The free market always drives costs down and provides better value.
Your going to PO people who own businesses with your crazy freedom talk.
Decades ago, the CEO of what is now one of the country's largest banks asked me why he should be in the health care business. My head of HR laughed him off. But we need to create a really new system based on free market principles.
Why wouldn’t they? BO is making it increasing more expensive to provide this benefit and doesn’t want the competition from the government program. Which is why those proposing to “fix it” are fools or worse.
Maybe not. A company that provides health insurance but requires substantial employee contributions to the premiums may not be able to keep these “best employees” if they are young, healthy and not interested in subsidizing their older co-workers.
If they are working for a corporation, they probably make too much money to qualify for a subsidy.
LOL. Yeah big corporations pay big money.
They don’t pay slave wages. I worked for a large corporation and was able to retire early and comfortably.
Most companies can’t afford horrible healthcare for their workers... or their children or wives. Too distracting.
You know Obamacare is going to be as bad as the VA at their worst - and as comforting as Medicaid... it’ll be a horror. What kind of company (other than lowlife stuff) would want that?
After adjusting for inflation, men who work full-time in America today make less money than men who worked full-time in America 40 years ago.
It is hard to believe, but 62 percent of all Americans make $20 or less an hour at this point.
Nine of the top ten occupations in the U.S. pay an average wage of less than $35,000 a year.
According to one recent study, 40 percent of all Americans could not come up with $2000 right now even if there was a major emergency
Less than one out of every four Americans has enough money put away to cover six months of expenses if there was a job loss or major emergency.
An astounding 56 percent of all Americans have subprime credit in 2014
If a worker doesn't like the health care he/she has for themselves or their families, then that should be the worker's problem ... just like it's the worker's problem if they don't like the neighborhood where they live, the worker's problem if they don't like the car they drive, etc.
That sounds to me like America back in “the good old days.”
THis is why the cronies WANTED obamacare. The goal is to dump healthcare from their compensation calculations.
(footnote: crony Bloomberg is in damage control mode today. His reputation is garbage.)
Socialized medicine of Obamacare is about keeping citizens as serfs/slaves/thralls.
Obama the president who brought back slavery.
I believe you’re thinking about companies that hire lots of low wage employees.
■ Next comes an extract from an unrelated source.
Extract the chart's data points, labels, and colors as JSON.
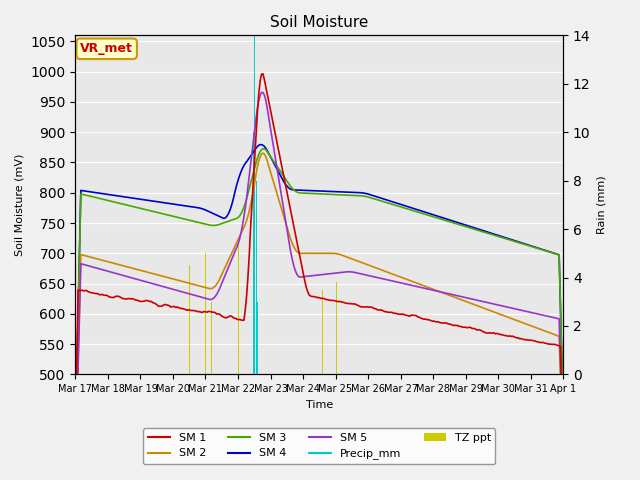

Well, yeah. If it wasn't "free" (whatever that means) and untaxed then employer-paid medical insurance never would have existed in the first place. There's never been a compelling reason for employers to be involved in the business of subsidizing medical insurance coverage for their employees. Conservatives should be thrilled with the idea of completely detaching a person's employment from his or her insurance situation. The days of the company town and the dopey paternalism of corporate America should have ended decades ago.
It isn’t a true marketplace in the free market meaning of the word. It’s more like ‘marketplace’ that NPR radio program that twists the free market into a socialist pretzel.